By JOE McDONALD
BEIJING – China plans to enact an anti-secession law, the government said Friday, in a move apparently aimed at promoting Beijing’s campaign to pressure Taiwan into uniting with the mainland.
Leaders of parliament are to consider the law at a meeting Dec. 25-29, and it could be passed when the full legislature holds its annual session in March, according to the official Xinhua News Agency.
The Xinhua report didn’t mention Taiwan. But it said the move was in response to proposals for a “law on national reunification” – a reference to Beijing’s goal of uniting Taiwan and the mainland, which split in 1949 amid civil war.
Taiwan denounced the planned secession law as a pretext for a possible military move against the self-ruled island.
“The law means China is looking for a legal pretext for a future attack against the island, and for a unilateral change of the present situation,” said Taiwan’s official in charge of relations with China, Joseph Wu.
Beijing has routinely threatened war if Taiwan pursues permanent independence. China says the island’s president, Chen Shui-bian, is moving in that direction. Many fear that the United States, which has tacitly agreed to protect Taiwan, could be drawn into any hostilities.
The United States urged both sides to peacefully resolve their differences.
“Neither side should do anything to unilaterally change the status quo,” State House spokesman Richard Boucher said Friday in Washington. “So we think it’s the time to focus on dialogue and not for hardening of positions.”
Wu, chairman of the Cabinet-level Mainland Affairs Council, warned Beijing to be cautious about passing the secession law.
“We call on China’s authorities … to think carefully. (China) cannot repeatedly misinterpret the Taiwanese people’s love of peace and determination to oppose military threats,” he said.
Such a law is likely to be purely symbolic.
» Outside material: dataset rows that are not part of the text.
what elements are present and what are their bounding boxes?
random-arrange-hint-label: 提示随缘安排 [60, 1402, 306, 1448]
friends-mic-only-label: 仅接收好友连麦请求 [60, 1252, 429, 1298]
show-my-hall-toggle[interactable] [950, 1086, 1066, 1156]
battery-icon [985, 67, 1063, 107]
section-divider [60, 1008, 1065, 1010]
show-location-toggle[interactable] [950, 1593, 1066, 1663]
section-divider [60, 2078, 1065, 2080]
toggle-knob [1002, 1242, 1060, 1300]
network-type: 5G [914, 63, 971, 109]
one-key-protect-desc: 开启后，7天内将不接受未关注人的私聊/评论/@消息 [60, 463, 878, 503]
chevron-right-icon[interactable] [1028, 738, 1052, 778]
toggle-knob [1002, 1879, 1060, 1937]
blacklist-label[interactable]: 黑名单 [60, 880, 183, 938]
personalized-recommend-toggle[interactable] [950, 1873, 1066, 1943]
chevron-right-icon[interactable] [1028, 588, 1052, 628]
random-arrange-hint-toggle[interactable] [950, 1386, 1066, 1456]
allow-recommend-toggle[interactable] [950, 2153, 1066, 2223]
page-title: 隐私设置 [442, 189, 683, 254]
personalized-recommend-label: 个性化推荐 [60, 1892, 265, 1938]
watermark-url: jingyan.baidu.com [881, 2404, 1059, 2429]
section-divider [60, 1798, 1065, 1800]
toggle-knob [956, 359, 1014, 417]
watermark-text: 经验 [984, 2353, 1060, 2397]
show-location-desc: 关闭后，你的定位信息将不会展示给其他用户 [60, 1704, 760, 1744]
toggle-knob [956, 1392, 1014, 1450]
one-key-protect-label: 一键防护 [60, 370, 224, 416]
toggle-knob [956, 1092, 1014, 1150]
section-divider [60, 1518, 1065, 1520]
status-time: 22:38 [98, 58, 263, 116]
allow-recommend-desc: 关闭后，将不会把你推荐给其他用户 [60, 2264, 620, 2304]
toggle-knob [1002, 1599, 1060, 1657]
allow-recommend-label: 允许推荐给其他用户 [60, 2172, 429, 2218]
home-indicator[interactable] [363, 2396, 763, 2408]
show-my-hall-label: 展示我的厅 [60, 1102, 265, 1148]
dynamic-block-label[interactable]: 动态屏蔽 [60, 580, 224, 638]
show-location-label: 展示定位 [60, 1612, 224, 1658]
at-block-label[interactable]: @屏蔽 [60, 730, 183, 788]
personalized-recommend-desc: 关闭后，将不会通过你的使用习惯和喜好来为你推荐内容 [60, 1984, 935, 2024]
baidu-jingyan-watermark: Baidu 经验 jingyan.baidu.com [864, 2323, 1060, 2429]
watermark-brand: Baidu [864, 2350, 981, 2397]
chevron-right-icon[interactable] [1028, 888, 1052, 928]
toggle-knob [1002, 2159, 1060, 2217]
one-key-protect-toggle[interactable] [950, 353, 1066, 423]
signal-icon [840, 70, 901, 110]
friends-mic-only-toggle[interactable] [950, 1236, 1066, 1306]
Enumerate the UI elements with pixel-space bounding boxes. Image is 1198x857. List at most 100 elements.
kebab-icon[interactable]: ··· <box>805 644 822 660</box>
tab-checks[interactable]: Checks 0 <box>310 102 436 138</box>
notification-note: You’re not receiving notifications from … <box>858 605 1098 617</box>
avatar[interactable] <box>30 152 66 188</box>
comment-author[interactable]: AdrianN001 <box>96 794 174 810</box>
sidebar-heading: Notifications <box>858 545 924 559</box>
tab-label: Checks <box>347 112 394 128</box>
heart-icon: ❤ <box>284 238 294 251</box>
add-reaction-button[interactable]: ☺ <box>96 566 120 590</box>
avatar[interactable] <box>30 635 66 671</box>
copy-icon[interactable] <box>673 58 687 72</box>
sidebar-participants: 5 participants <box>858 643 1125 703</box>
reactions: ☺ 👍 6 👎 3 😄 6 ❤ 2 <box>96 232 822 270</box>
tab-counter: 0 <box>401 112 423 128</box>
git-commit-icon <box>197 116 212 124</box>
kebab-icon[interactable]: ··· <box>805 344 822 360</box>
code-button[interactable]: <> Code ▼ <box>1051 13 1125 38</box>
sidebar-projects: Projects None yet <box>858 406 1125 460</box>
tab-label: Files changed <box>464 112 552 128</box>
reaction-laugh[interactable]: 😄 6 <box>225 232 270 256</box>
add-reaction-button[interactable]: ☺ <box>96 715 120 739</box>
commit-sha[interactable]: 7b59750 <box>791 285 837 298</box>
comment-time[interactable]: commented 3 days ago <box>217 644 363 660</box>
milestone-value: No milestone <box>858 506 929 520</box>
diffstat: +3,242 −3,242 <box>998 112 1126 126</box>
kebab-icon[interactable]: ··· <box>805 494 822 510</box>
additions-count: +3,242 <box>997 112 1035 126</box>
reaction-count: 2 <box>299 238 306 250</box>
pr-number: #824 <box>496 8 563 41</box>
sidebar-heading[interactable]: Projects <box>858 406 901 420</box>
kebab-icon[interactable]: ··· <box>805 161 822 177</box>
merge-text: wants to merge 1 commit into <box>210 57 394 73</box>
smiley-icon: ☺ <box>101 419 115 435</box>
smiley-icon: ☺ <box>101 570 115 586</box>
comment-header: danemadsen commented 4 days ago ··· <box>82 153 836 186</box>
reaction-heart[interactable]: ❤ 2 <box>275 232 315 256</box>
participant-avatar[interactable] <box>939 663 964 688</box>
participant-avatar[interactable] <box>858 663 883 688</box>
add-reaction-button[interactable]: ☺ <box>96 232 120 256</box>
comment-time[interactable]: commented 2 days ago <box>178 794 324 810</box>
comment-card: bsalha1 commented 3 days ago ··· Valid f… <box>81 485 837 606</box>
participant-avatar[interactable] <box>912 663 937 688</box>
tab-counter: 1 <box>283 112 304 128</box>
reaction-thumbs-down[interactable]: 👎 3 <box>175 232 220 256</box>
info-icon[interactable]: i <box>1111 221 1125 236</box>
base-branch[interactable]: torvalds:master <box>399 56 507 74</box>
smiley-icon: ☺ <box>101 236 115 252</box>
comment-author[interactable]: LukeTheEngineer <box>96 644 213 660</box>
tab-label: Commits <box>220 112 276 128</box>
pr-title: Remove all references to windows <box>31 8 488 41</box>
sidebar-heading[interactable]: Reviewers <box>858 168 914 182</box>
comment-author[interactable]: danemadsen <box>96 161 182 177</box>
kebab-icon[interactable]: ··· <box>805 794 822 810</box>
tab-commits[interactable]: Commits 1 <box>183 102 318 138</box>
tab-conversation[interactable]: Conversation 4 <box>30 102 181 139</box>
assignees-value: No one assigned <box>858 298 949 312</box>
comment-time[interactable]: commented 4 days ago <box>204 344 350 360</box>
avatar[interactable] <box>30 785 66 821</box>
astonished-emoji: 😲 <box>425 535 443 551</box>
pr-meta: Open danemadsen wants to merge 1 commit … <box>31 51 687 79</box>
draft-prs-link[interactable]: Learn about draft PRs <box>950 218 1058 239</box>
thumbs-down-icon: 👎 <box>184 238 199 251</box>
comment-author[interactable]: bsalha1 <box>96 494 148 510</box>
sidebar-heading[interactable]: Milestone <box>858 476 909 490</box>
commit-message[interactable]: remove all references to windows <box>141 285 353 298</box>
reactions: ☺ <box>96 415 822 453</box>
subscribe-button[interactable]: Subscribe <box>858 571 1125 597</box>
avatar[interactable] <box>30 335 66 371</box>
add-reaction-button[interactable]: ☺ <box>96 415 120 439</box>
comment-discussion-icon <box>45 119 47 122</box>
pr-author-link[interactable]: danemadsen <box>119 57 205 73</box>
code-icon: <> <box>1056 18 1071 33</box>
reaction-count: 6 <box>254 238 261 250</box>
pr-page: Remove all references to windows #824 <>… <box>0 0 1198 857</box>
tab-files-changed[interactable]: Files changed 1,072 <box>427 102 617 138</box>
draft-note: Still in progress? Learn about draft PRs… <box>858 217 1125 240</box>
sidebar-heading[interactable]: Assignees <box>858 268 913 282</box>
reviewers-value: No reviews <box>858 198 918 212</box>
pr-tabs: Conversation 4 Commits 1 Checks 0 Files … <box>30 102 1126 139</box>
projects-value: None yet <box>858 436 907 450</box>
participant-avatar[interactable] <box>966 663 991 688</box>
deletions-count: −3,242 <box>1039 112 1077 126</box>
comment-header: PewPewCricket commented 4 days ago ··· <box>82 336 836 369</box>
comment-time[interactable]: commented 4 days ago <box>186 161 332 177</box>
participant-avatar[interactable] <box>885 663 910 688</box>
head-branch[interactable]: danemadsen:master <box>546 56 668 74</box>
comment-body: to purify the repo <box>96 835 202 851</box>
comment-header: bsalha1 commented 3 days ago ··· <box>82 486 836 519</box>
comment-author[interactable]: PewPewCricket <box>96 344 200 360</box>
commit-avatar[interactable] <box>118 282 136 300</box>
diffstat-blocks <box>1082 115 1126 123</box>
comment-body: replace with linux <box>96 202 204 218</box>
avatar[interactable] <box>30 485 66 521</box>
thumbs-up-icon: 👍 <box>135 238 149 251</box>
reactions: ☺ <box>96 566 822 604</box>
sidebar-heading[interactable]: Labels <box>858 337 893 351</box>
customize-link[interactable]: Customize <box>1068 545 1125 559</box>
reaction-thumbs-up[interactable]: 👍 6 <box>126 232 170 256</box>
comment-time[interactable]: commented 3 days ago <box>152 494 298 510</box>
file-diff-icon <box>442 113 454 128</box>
Beijing already has hundreds of missiles aimed at Taiwan and has threatened to invade if its popularly elected government declares formal independence or delays too long in talks on unification.
But the law could give the communist mainland yet another platform to agitate against the Taiwanese president.
The Xinhua report didn’t give details of the proposed law, but state media said earlier that Beijing was considering legal measures that would require Taiwan’s unification with the mainland.
Xinhua quoted Chinese Premier Wen Jiabao as saying in May that Beijing would “seriously consider” any proposal “conducive to the complete reunification of the motherland.”
The move also could give Chinese officials legal grounds to crack down on pro-independence sentiment in Tibet and the northwestern Muslim region of Xinjiang.
Taiwan’s main opposition group, the Nationalist Party, said the secession law was a sign that relations with China were deteriorating. The plan for the law “shows both sides’ room for maneuver is shrinking rapidly, and (they’re) moving toward a showdown,” party spokesman Chang Jung-kung told cable station ETTV.